This project aims to produce an academic-quality paper documenting complete
modulus trees and some of their basic properties. An outline of the project
is available in outline.md. An additional goal of this project is to collect
knowledge of these structures into a single location so that students of
elementary number theory, prime number theory, discrete mathematics, and basic
tree theory can more easily study and explore these structures.
Complete modulus trees are discrete structures that organize positive integers into tree structures using the modulus function. They are closely tied to the Chinese remainder theorem and to Euler's totient function. This makes these structures particularly suited to many interesting mathematical applications, including encryption, the study of reduced residue systems and the distribution of prime numbers, the examination of some of the deeper consequences of the Chinese remainder theorem, and prime number sieving.
I (Adam Nickle) discovered these structures during a discrete mathematics course discussion on basic tree theory. Other computer science classes I had already completed had covered some of the discussion topics, so my mind began to wander and I began to doodle in a notebook.
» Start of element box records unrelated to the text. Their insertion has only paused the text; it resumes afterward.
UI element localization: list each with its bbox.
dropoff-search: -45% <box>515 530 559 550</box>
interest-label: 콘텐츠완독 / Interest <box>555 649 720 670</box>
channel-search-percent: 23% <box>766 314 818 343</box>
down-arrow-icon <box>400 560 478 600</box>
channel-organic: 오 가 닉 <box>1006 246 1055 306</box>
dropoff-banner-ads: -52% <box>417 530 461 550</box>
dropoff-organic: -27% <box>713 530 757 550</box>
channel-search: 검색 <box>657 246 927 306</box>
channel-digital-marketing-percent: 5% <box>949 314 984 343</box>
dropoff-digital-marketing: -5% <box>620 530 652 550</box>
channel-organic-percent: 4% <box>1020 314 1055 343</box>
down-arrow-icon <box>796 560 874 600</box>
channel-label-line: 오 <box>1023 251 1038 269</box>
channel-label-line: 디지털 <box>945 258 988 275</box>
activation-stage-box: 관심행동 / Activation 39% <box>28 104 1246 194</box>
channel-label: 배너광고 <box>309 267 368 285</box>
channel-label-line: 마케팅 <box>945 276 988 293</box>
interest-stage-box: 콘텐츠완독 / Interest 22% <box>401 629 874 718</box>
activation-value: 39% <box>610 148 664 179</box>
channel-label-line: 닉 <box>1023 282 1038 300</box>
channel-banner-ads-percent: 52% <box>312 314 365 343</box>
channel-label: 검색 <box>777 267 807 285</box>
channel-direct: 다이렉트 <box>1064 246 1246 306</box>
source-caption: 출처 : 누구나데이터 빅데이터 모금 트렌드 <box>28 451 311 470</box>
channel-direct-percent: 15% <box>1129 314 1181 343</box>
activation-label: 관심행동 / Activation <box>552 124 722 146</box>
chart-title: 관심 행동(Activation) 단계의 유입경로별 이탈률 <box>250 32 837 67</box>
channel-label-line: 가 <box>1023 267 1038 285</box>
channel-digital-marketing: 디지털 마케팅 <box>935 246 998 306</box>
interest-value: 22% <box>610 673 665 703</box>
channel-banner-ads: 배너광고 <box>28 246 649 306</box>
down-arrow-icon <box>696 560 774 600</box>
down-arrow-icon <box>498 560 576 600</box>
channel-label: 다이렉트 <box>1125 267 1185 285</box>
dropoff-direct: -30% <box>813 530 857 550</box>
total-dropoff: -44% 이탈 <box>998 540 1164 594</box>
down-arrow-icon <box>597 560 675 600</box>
Eventually, an interesting question occurred to me: is it possible to create a complete tree based on the modulus function? After several attempts over the next few days, I produced what we now refer to as the sequential prime modulus tree. My fellow students and I found this structure to be so interesting that it kicked off over two years of original research into their behavior and properties.
This paper is an attempt to codify these learnings into a format that can be beneficial to anyone interested in learning more about the Chinese remainder theorem, Euler's totient function (and related functions for counting tuples in reduced residue systems), primorials, and prime numbers.